I celebrated my birthday yesterday.
And every year, I try to recalibrate in June.
Take honest stock of where I am coming from, where I am and where I am going.
Accountability, responsibility and looking into the future are some of the things I have been seriously thinking about lately.
How can we be more accountable, especially in our personal livesโwith the resources we have, the people under our care, and our families?
How can we be more responsible?
Plus, how can we prepare for the future?
Time is moving extremely fast.
Sometimes, I wish it were possible to use every second we've and not waste one pinch of it.
Sighs! More on this, though, later.
Today, I will be briefly writing about:
The attention African pharmacy startups are attracting.
Becoming Comfortable With Being Consistent.
Exciting updates on a new product we're building.
And a few thoughts and talks about how AI continues to invade our daily lives and how we can adjust.
The Rise Of Africa's Pharmacy Startups
Pharmacists are increasingly taking on more impactful frontline roles in healthcare delivery in Africa.
They are going beyond just dispensing drugs to become a vital link in the continent's healthcare ecosystem.
In Africa, community pharmacies are everywhere.

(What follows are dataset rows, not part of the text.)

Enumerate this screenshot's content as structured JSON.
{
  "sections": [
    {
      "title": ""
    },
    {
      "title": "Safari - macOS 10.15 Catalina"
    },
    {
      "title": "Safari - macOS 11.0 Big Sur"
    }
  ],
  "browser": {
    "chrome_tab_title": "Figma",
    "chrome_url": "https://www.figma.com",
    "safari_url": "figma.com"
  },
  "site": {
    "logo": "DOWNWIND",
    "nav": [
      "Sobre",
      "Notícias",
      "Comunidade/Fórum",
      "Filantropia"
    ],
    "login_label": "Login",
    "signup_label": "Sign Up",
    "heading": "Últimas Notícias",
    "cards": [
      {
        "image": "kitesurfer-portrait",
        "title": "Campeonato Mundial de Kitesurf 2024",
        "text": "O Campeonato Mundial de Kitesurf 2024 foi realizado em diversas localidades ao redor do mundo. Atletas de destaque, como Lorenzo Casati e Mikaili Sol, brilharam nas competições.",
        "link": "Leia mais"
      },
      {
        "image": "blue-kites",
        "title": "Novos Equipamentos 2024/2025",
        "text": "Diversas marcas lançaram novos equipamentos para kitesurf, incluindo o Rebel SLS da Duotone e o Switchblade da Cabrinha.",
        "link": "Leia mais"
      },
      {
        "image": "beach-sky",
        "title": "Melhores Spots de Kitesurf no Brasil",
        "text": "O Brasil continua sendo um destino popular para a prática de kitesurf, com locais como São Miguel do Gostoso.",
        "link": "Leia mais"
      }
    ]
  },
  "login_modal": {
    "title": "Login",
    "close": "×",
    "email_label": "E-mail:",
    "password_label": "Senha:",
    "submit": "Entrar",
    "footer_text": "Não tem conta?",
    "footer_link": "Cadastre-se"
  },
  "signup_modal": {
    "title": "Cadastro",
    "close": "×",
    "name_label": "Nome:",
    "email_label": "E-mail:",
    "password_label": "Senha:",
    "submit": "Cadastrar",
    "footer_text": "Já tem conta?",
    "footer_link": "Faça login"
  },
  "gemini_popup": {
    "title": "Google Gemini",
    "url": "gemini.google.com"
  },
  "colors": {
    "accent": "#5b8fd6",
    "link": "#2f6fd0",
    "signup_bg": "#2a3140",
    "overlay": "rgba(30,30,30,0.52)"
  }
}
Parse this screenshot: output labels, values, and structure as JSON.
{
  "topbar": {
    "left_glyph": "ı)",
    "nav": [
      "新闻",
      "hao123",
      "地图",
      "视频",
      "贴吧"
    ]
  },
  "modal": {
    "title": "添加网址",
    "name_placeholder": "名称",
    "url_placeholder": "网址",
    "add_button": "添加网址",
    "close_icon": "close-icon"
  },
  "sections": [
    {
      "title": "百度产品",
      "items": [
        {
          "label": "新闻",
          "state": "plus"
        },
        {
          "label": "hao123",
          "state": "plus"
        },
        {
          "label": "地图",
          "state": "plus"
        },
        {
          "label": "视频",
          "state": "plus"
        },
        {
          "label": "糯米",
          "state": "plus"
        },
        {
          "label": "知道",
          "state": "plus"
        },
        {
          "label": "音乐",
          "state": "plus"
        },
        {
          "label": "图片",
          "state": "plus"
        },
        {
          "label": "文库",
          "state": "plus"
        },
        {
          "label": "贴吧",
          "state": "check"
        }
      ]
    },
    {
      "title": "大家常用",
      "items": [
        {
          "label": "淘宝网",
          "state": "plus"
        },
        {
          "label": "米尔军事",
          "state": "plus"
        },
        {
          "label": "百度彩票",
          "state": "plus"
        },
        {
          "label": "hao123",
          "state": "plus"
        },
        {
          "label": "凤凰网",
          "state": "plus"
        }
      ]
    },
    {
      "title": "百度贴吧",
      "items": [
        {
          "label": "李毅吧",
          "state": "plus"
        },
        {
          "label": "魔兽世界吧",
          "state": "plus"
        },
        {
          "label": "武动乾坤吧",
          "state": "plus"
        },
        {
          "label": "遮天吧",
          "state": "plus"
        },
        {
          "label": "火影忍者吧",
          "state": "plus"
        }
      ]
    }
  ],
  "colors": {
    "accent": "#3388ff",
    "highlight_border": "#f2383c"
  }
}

Most of them have gradually and quietly evolved into mini-clinics that surprisingly cater to the community's basic medical needs.
People go to the pharmacies to get treatment for malaria and body aches, and they also act as a vital channel for sexual and reproductive health.
In communities, we see pharmacies that have small rooms for consultations, sometimes with pharmacists, technicians, or community nurses, and attached is a small lab equipped to handle basic laboratory inquiries, such as pregnancy tests, malaria tests, and blood sugar tests.
Africa may benefit from expanding the roles of pharmacists and their capabilities, considering the shortage of physicians and nurses in Africa due to brain drain. We are already seeing this becoming a possibility, with pharmacy-centred technologies attracting attention from investors.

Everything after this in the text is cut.